The social rate of return would include all benefits and costs to members of society, not just financial returns to government itself. Serious analysts agree that rates should take into account both the displacement of private capital that occurs when government invests and the reduction in consumption that contributes to the government source of capital.
Using this approach, David Burgess and I concluded in a 2011 Journal of Benefit-Cost Analysis paper that public investment should pursue a 7 percent real rate of return (that is, the return after inflation) on average, with a range of 6–8 percent for different, “typical” government projects. At the extremes, when project funding and benefits affect only consumption and not capital availability, the acceptable rate might be as low as 3.5 percent; yet when projects reduce private capital but don’t contribute to capital formation, rates should be as high as 8.5 percent. It is, however, expensive to determine those differential consumption and capital effects on a project-by-project basis, so a useful rule of thumb suggests that projects should yield returns in the 6–8 percent range.
This simple but correct answer has been difficult to implement. Federal agencies have exhibited striking inconsistencies in their use of discount rates, not only across agencies but, in the case of some regulations, within agencies. More extreme, the Environmental Protection Agency and the National Oceanic and Atmospheric Administration have used low discount rates (3 percent) for benefits and high rates (7–10 percent) for costs, even during the same time period—a procedure that appears particularly problematic.
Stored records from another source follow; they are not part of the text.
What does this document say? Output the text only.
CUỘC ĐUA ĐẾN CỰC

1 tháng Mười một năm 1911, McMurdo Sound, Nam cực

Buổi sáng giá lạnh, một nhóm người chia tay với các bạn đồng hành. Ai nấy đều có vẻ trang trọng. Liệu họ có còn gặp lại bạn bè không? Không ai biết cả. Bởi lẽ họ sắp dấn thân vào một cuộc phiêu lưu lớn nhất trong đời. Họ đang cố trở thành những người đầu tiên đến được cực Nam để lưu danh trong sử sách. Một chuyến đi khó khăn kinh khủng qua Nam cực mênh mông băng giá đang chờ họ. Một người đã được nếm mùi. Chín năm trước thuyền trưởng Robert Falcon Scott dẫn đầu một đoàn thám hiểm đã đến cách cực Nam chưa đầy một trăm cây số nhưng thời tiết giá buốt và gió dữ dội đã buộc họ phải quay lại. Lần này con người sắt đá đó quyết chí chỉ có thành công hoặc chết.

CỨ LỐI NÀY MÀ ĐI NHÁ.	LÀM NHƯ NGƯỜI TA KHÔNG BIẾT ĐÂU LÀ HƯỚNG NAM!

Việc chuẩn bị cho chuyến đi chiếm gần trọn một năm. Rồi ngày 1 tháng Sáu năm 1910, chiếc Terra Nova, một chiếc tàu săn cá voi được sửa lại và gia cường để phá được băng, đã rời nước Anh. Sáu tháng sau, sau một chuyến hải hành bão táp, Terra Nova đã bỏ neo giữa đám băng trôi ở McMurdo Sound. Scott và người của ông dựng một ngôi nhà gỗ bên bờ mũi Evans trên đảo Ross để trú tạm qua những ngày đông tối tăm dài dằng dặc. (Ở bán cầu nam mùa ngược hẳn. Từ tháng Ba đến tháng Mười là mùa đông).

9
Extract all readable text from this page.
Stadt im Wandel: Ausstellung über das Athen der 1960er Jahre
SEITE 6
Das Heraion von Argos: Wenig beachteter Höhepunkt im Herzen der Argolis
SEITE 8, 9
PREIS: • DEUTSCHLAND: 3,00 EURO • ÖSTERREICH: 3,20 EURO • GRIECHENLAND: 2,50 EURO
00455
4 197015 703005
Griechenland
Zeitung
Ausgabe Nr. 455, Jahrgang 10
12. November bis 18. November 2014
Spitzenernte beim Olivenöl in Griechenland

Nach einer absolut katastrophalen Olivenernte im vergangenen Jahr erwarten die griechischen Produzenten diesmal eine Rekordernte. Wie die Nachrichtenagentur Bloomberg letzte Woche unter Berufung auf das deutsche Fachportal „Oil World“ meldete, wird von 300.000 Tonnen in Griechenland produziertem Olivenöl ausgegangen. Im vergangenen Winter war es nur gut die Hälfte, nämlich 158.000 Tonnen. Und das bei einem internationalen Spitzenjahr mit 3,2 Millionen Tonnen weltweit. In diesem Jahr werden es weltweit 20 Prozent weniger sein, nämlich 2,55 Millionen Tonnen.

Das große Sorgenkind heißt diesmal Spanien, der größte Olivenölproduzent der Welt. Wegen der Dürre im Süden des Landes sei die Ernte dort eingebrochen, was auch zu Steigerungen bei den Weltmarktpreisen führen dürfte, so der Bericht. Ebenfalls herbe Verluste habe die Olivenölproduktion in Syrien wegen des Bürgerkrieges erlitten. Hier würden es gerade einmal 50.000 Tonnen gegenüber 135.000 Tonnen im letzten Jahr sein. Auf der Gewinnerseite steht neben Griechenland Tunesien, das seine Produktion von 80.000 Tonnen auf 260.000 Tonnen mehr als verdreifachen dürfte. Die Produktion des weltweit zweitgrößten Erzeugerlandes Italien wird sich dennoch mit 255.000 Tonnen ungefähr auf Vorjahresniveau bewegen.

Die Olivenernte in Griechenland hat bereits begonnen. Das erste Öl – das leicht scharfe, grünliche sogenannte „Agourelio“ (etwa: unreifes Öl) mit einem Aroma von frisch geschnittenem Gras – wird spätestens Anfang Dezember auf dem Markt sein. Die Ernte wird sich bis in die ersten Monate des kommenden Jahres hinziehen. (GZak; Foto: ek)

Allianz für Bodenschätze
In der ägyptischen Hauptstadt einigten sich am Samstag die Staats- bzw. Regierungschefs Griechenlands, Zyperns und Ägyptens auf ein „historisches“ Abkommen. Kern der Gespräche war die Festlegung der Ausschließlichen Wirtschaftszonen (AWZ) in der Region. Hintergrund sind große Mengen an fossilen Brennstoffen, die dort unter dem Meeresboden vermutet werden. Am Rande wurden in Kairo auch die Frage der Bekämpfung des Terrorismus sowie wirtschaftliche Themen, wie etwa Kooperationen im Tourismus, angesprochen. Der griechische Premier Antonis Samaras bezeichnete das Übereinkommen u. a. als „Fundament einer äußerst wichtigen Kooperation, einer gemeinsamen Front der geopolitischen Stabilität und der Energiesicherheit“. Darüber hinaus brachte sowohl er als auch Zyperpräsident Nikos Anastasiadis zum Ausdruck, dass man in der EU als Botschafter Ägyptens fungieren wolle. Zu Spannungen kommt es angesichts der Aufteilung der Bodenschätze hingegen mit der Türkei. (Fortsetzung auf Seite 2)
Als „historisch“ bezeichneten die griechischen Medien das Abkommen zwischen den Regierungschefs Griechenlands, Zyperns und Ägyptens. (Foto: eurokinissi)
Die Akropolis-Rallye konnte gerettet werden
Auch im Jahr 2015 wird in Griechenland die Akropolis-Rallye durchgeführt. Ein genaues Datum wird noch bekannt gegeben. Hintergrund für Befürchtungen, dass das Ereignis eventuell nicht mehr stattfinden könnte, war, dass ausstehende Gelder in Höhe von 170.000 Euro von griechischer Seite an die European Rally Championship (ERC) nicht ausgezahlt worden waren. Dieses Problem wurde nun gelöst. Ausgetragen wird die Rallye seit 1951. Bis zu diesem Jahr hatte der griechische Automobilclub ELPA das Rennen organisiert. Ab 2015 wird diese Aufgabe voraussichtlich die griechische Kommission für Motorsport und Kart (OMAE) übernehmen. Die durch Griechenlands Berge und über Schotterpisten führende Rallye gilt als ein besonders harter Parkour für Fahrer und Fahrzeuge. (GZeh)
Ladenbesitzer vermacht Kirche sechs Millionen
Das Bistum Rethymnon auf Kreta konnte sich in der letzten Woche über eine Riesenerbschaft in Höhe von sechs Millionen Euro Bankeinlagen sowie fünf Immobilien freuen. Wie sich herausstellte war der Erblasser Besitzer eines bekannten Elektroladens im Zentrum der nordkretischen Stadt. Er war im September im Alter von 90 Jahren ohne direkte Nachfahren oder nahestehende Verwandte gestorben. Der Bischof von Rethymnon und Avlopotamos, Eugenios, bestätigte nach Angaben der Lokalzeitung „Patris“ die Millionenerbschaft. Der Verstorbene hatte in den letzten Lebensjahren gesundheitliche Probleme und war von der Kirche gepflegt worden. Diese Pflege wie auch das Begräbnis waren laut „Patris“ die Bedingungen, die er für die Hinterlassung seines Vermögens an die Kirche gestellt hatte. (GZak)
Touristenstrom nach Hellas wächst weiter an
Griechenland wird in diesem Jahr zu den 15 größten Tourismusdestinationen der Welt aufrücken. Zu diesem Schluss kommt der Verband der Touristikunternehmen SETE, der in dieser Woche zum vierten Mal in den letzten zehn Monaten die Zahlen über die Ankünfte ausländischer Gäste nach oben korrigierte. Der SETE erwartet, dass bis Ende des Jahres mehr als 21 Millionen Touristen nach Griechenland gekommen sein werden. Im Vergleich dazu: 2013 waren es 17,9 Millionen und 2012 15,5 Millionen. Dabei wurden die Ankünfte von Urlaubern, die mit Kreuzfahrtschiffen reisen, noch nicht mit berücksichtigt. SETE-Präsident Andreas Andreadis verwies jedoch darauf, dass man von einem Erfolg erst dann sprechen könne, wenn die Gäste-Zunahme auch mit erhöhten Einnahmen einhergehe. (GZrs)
In an attempt to standardize the rate used, the Office of Management and Budget began issuing discount rate guidelines in 1972 and continues to issue them on an annual basis. In 1992, just prior to Bill Clinton entering the Oval Office, the guidelines lowered their recommendation from 10 percent to 7 percent, which remains the OMB-recommended expected return today.
Unfortunately, OMB guidelines have had little effect on rates actually used by government. This should not be surprising; the lower the rate, the more projects an agency can justify, while agencies that use higher rates are put at a competitive disadvantage.
ALTERNATIVE RATES—AND WHY THEY’RE WRONG
A number of rationales exist for not following the OMB-recommended 7 percent real rate. The most common one is the belief that market interest rates (e.g., for government or corporate bonds) represent the opportunity cost of capital, and that cost should not influence government investment. But in fact, market rates of interest do not take into account the actual returns on private investment, which is around 8.5 percent in real terms. (Burgess and I calculated this return as the ratio of national income minus compensation to labor divided by the replacement value of capital.)
Some proponents of alternative rate-of-return targets suggest using rates based only on the rate of time preference—that is, the amount one must pay an individual to induce him to delay consumption from today to the future. Such rates will be lower than the returns available on alternative investments. But this policy seems irrational if one’s goal is enhancing public welfare; focusing only on the cost of consumption delay ignores the opportunity costs of higher-yielding investments that are forgone because money is routed to lower-returning investments. In a world of capital constraints, should we invest in a project that yields 2 percent when projects yielding 7 percent are available? In addition, the rates of pure time preference ascertained from surveys vary wildly across individuals and thus provide little guidance for public investment choices.
Arrow / Recently, in a paper published in the journal Science, Nobel economics laureate Kenneth Arrow and coauthors proposed social rates that vary from 1 percent to 3.94 percent, with the higher rate for projects with shorter time horizons and the rate falling toward 1 percent as the time horizon increases and benefits are realized further into the future. Those rates are based on time preference rates that vary from 1 percent to 7 percent. To translate the time preference rates into social rates, Arrow et al. start with the assumption that time preference rates in any future period vary from 1 percent to 7 percent with equal likelihood. Because they are interested in the effect of each of those rates, they average not the rates themselves, but the discount factors (DFs) associated with each rate for each time period of future returns.